Note for Canned Beans
If using canned garbanzo beans, drain and rinse the beans, and then place into a pot on the stove, cover with a few inches of water, and boil for 15-20 minutes or until very tender. Drain and use to make the hummus.
Make the Hummus:
Place the beans, lemon juice, avocado, garlic, salt, and pepper in a food processor and blend until smooth. Depending on your food processor this may take up to 5 minutes. If the hummus is too thick, add cold water 1 tablespoon at a time until the desired consistency.
Taste and add more salt and/or lemon juice as needed.
Pour into a serving bowl, drizzle olive oil over the top, and serve with vegetables, pretzels, or pita chips.
Notes
If Using Canned Beans: Commercially canned garbanzo beans (aka chickpeas) aren’t as soft as needed for hummus so they need to be cooked for a bit. Drain and rinse the beans, and then place into a pot on the stove, cover with a few inches of water, and boil for 15-20 minutes or until very tender. Drain and use as stated in the recipe.Recipe Variations: While this recipe is perfect as-is, it creates an excellent base for personalization!
Adjust the garlic level, adding more or less depending on how much you love garlic!
Add herbs like cilantro or basil
Incorporate spices like cumin or smoked paprika either into the hummus mixture or sprinkled on top
If you're sensitive to garlic's intensity, try roasting the cloves before adding them to your hummus. Wrap unpeeled garlic cloves in foil with a drop of olive oil and roast at 400°F for 15-20 minutes until soft and caramelized for a sweeter, more mellow flavor.
Storing Leftovers & Make Ahead:
Place leftovers in an airtight container and refrigerate for up to 3-4 days.
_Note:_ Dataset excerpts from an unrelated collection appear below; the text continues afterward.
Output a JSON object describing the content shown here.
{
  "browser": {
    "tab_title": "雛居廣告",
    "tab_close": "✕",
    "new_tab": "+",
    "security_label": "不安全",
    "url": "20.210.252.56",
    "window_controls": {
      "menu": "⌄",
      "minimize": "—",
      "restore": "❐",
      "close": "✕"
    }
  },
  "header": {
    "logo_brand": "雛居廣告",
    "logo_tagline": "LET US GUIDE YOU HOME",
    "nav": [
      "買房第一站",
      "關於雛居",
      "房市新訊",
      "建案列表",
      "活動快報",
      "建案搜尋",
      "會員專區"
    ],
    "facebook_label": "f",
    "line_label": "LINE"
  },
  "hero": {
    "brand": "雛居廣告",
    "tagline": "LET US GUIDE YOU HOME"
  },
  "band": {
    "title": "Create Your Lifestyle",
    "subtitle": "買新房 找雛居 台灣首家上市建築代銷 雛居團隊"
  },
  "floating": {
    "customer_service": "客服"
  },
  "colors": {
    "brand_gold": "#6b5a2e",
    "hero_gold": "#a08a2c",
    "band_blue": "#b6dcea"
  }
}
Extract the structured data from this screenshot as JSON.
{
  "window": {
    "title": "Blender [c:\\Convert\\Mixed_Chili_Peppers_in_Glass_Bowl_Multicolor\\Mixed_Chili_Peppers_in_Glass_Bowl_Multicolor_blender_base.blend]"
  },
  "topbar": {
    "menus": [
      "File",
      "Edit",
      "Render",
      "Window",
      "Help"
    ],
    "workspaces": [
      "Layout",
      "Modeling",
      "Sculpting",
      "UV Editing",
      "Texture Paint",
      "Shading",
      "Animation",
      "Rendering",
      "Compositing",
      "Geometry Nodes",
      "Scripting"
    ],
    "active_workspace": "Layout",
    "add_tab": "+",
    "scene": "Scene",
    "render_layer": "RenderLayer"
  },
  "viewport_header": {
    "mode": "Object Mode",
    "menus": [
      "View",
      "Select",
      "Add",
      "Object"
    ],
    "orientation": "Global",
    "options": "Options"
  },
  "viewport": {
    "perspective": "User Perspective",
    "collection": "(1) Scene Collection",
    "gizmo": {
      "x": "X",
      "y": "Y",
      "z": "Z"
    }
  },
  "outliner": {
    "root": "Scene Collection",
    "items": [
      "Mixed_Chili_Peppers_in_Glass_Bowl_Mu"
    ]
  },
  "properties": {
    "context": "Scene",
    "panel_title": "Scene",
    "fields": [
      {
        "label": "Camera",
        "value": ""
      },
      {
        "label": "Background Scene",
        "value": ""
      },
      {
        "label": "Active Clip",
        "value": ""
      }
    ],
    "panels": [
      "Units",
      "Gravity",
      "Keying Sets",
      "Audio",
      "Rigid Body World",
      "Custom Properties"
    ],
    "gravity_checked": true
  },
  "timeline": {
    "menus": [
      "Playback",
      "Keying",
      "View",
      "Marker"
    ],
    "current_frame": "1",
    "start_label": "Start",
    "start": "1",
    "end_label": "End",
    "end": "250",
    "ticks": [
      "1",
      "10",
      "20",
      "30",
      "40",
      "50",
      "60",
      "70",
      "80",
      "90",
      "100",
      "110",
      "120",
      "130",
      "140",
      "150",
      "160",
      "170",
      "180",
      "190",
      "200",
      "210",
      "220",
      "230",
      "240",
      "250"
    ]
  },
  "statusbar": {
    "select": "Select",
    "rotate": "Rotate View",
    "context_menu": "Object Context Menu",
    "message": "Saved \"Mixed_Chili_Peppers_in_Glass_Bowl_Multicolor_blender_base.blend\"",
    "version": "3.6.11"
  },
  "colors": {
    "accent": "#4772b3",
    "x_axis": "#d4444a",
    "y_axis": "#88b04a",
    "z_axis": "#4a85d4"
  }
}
Batch and freeze cooked chickpeas so you can have hummus anytime without buying canned beans! Just cook a larger amount of dried chickpeas and freeze the extras in 1½-cup portions (equivalent to one can). Cool the chickpeas completely after cooking, drain well, and store in airtight containers or freezer bags. Frozen cooked chickpeas maintain their quality for up to 6 months and can be thawed overnight in the refrigerator when needed.